Treated Wood vs. Composite at the Corners

Composite decking isn't immune to corner gaps. Here's how treated lumber and composite each move — and why both need the corner protected.

Updated July 2026 4 min read
GAPCAP TopCap and FasciaCap capping a composite deck corner
GAPCAP is engineered to work on both treated and composite decking.

Both treated wood and composite decking expand and contract with the seasons — so both open gaps at mitered corners. The difference is what drives the movement: treated lumber reacts mostly to moisture, composite reacts mostly to temperature. Either way, the corner moves, and either way it needs to be capped.

How pressure-treated lumber behaves

Pressure-treated boards often arrive with a high moisture content and move a lot during their first seasons as they dry out. Even after they've seasoned, they stay hygroscopic — taking on moisture in humid weather and releasing it in dry spells — so they keep swelling and shrinking for the life of the deck. That ongoing moisture-driven movement is what reopens a mitered corner year after year.

How composite decking behaves

Composite is often marketed as low-maintenance, and homeowners frequently assume that means it won't move. It does. Composite boards respond mainly to temperature rather than moisture, expanding in heat and contracting in cold. So while a composite deck won't dry-shrink the way fresh treated lumber does, its corners still open and close with the temperature swing between summer and winter.

Side by side

  • Treated wood — moves most early as it dries; keeps reacting to humidity long-term; moisture is the main driver.
  • Composite — dimensionally steadier day to day, but expands and contracts with temperature; heat is the main driver.
  • Both — move enough at the ends of long boards to open a visible corner gap over a season.

Why the fix is the same for both

Because the outcome is identical — an open corner — the solution is identical too.

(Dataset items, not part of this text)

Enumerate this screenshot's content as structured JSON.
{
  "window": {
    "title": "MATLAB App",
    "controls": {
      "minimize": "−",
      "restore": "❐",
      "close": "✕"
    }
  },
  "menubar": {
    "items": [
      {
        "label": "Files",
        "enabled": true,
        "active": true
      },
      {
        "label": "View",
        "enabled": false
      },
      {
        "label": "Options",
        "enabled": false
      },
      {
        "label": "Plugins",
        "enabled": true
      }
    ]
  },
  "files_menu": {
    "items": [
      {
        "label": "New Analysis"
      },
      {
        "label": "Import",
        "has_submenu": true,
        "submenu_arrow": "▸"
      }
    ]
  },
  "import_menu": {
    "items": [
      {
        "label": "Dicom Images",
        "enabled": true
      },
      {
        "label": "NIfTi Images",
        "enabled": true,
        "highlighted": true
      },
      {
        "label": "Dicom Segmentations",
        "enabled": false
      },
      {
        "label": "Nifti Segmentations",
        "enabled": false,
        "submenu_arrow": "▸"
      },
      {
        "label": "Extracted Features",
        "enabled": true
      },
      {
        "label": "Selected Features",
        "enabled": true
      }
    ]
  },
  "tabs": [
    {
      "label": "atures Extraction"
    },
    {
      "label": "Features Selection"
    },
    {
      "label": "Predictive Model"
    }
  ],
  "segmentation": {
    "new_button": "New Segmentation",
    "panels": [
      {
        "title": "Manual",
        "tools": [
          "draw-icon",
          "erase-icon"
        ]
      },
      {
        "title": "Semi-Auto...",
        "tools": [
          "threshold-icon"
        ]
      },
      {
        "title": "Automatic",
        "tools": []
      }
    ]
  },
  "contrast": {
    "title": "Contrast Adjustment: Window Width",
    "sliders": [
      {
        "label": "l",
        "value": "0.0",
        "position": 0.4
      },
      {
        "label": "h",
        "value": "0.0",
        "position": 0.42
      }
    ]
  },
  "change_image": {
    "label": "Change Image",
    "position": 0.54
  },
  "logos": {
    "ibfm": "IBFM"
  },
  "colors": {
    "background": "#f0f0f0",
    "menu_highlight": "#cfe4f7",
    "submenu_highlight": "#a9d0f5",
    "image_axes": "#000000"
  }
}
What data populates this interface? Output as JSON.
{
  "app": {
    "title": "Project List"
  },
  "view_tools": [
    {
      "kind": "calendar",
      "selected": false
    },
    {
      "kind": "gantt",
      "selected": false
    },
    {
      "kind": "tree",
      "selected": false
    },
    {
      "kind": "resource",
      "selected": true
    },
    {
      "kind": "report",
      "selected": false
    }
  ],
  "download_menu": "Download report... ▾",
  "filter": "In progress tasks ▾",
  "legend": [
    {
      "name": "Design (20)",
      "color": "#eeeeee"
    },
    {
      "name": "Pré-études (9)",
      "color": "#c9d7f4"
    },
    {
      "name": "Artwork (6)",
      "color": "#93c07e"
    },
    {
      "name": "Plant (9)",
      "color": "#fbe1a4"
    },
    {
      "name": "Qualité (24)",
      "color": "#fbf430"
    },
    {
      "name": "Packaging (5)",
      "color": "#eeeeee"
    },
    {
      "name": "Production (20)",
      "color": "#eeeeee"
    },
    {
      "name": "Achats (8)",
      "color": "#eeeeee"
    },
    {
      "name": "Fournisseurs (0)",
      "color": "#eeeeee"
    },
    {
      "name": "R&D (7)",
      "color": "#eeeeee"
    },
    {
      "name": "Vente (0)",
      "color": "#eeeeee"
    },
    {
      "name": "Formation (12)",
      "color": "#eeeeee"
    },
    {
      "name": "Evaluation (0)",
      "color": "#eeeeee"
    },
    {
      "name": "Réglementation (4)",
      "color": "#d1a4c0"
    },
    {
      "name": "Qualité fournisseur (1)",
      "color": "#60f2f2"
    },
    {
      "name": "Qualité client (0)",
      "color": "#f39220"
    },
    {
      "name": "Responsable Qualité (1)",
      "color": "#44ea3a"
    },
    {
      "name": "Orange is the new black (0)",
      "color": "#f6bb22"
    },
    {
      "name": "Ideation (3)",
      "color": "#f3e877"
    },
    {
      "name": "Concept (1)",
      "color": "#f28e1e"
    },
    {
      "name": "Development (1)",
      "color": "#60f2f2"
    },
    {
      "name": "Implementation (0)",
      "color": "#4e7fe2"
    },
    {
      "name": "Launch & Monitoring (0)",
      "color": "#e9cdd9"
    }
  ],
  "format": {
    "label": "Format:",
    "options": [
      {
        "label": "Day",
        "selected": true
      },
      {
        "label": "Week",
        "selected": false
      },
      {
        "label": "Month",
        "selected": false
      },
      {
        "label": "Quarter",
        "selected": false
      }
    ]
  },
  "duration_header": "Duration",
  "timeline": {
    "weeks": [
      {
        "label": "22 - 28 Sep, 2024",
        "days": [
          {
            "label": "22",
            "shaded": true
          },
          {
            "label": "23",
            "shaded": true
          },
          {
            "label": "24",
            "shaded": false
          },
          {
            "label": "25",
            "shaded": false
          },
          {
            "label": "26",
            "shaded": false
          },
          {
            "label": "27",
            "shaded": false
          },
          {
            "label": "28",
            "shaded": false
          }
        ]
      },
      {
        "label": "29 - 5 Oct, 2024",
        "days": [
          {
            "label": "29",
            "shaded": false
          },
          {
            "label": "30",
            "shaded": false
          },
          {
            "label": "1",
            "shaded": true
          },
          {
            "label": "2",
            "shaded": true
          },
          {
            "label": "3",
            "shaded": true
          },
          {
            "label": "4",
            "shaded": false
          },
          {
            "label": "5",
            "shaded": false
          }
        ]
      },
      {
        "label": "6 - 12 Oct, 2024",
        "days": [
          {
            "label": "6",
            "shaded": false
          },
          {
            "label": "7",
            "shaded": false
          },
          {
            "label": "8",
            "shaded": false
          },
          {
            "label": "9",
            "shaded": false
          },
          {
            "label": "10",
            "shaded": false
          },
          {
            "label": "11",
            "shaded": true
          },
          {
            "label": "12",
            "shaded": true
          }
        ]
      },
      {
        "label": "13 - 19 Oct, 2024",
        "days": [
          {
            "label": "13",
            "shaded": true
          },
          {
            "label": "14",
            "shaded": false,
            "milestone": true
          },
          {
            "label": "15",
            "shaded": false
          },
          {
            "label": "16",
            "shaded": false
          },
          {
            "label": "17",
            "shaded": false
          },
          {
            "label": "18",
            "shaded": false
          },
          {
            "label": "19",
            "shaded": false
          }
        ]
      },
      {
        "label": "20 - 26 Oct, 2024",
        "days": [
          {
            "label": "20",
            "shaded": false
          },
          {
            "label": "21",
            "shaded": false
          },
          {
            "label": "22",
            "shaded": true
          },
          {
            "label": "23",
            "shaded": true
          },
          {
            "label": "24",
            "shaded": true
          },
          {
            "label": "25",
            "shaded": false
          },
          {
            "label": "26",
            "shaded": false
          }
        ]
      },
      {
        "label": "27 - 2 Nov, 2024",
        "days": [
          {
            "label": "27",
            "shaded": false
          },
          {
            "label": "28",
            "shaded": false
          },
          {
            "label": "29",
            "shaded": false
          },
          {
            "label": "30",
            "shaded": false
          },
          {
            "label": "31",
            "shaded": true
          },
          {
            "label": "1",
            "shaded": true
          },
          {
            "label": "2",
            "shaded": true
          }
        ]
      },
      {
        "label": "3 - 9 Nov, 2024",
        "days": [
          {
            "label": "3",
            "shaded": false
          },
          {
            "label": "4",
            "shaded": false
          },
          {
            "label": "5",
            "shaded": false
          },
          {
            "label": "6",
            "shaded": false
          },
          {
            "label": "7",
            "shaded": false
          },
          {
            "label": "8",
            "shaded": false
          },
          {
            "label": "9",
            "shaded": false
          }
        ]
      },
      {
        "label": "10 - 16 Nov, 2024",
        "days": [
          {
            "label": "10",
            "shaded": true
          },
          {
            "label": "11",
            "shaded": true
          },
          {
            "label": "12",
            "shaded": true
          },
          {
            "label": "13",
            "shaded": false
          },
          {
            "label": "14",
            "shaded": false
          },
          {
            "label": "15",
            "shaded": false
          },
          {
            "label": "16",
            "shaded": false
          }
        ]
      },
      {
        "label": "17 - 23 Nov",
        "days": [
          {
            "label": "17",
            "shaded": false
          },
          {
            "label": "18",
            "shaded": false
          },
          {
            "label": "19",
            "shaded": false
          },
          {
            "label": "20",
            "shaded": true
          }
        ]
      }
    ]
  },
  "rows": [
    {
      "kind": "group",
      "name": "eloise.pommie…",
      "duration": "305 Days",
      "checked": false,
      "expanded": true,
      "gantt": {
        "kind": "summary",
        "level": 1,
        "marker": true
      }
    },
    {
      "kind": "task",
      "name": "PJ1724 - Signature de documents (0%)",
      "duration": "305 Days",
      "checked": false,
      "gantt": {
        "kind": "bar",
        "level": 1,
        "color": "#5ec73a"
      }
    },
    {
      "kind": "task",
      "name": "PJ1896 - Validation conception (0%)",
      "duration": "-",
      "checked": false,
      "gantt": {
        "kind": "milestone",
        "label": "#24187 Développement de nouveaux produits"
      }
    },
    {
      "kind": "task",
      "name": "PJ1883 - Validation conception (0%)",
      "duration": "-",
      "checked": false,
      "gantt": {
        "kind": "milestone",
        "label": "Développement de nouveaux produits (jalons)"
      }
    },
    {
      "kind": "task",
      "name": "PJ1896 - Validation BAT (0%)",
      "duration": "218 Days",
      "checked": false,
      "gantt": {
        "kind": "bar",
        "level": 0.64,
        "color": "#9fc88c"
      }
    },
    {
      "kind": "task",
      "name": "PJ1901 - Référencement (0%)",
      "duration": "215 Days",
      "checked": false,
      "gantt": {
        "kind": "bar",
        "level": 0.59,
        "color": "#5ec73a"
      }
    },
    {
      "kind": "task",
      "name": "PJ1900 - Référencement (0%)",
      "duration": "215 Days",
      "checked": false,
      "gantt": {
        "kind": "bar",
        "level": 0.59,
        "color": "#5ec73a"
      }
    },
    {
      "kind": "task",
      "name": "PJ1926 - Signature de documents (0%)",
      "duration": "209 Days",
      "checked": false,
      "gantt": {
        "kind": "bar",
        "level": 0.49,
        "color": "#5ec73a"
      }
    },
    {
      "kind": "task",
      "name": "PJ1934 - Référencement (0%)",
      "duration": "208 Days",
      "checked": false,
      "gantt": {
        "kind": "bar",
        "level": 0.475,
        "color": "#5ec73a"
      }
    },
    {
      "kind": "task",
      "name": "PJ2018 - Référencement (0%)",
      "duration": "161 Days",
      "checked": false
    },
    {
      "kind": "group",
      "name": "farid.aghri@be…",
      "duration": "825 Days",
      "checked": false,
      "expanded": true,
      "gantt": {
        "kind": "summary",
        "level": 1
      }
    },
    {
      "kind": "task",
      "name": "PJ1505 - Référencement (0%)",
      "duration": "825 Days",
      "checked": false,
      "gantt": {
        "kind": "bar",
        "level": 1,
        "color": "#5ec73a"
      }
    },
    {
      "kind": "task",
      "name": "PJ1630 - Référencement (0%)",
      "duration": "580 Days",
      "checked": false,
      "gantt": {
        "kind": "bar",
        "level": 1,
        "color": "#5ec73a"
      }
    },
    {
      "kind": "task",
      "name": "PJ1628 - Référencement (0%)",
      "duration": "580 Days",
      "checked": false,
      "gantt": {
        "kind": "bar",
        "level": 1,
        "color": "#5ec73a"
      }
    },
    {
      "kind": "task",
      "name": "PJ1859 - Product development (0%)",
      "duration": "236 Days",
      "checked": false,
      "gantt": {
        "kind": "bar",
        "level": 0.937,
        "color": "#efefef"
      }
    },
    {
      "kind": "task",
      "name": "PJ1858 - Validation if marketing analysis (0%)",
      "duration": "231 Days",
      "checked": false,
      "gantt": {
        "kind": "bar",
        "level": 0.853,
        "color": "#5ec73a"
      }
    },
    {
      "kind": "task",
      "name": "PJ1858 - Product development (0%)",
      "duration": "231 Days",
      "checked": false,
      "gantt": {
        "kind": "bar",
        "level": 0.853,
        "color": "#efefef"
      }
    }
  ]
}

Rather than picking a material and hoping it stays put, you cap the corner so the boards can move freely underneath without the gap ever showing. GAPCAP is engineered to work on treated and composite decking alike, in Black, Gray, and Brown to match the board.

Frequently asked questions

Does composite decking gap at the corners?

Yes. Composite boards expand and contract too — they respond more to temperature than to moisture — so mitered corners in composite decking still open with the seasons.

Does treated wood move more than composite?

Pressure-treated lumber tends to move a lot early on as it dries out, then continues reacting to humidity for the life of the deck. Composite moves mainly with temperature. Both move enough to open corner gaps.

Does GAPCAP™ work on both treated and composite decks?

Yes. GAPCAP™ is engineered to work on both treated and composite decking, and on new or existing decks.